Let me pop open the code and convince myself this is correct, on casual examination it looks like it might free trees too quickly.
@epriestley, I think that you are partially right. I added in some echo calls for debugging (diff updated to show this) and I get the following output from running arc lint on this branch:
> arc lint didLintPath: src/lint/engine/ArcanistLintEngine.php didLintPath: src/lint/linter/ArcanistBaseXHPASTLinter.php didLintPath: src/lint/linter/ArcanistFutureLinter.php didLintPath: src/lint/linter/ArcanistLinter.php didLintPath: src/lint/engine/ArcanistLintEngine.php didLintPath: src/lint/linter/ArcanistBaseXHPASTLinter.php didLintPath: src/lint/linter/ArcanistFutureLinter.php didLintPath: src/lint/linter/ArcanistLinter.php getXHPASTTreeForPath: src/lint/linter/ArcanistBaseXHPASTLinter.php didLintPath: src/lint/linter/ArcanistBaseXHPASTLinter.php getXHPASTTreeForPath: src/lint/engine/ArcanistLintEngine.php didLintPath: src/lint/engine/ArcanistLintEngine.php getXHPASTTreeForPath: src/lint/linter/ArcanistFutureLinter.php didLintPath: src/lint/linter/ArcanistFutureLinter.php getXHPASTTreeForPath: src/lint/linter/ArcanistLinter.php didLintPath: src/lint/linter/ArcanistLinter.php getXHPASTTreeForPath: src/lint/engine/ArcanistLintEngine.php didLintPath: src/lint/engine/ArcanistLintEngine.php getXHPASTTreeForPath: src/lint/linter/ArcanistBaseXHPASTLinter.php didLintPath: src/lint/linter/ArcanistBaseXHPASTLinter.php getXHPASTTreeForPath: src/lint/linter/ArcanistFutureLinter.php didLintPath: src/lint/linter/ArcanistFutureLinter.php getXHPASTTreeForPath: src/lint/linter/ArcanistLinter.php didLintPath: src/lint/linter/ArcanistLinter.php OKAY No lint warnings.
The call to didLintPath in ArcanistLintEngine doesn't seem quite right.
Yeah ok... I don't think this will work.
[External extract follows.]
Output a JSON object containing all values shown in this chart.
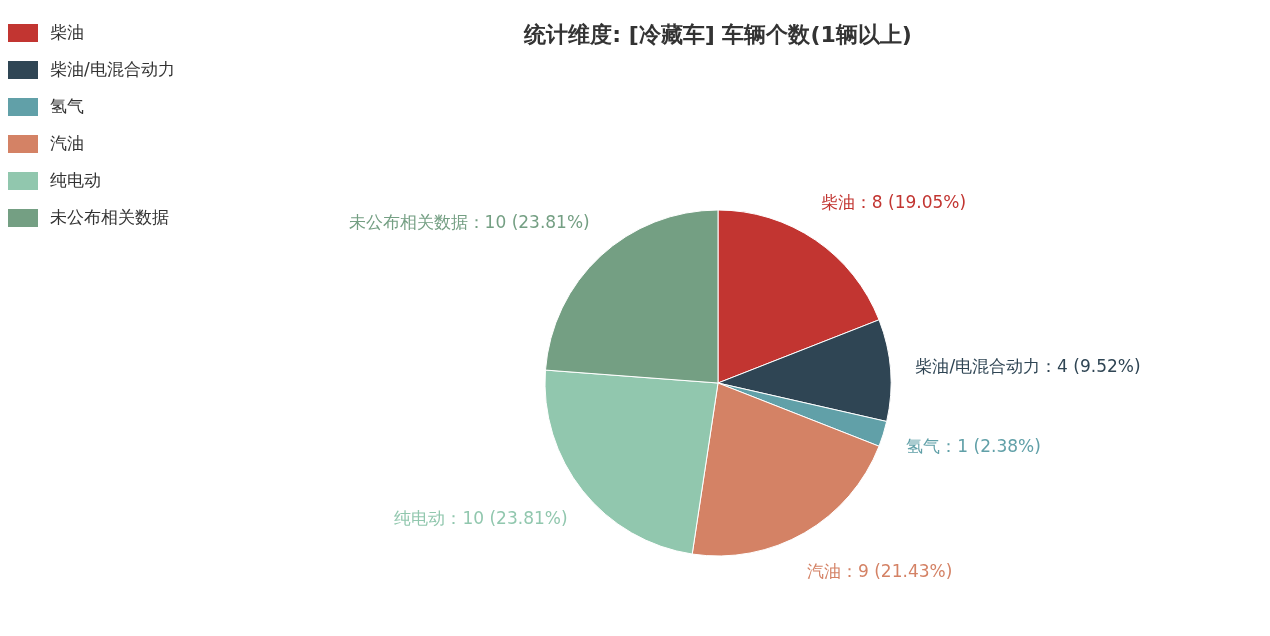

Currently, a linter is run on all of the paths before the next linter is invoked (sort of like a depth-first search). Since the XHPAST trees are reused amongst linters, it's not possible to free the trees until after all linters have run. To fix this, we would need to run all linters over a given path before moving to the next path (breadth first). I'm not sure if this would be easy to do.
Yeah, I think FutureLinters will still hold most of their results until the end. I think the best low-ish effort approach might be to handle the paths in chunks of, say, 128 paths. This will cause some unnecessary slowdown where we aren't running at full parallelism at the end of a chunk, but a number like 128 is high enough that normal, non---everything diffs won't hit it.
The LintWorkflow and LintEngine code is also really thorny right now. I started cleaning it up yesterday when looking at this, but didn't make much progress.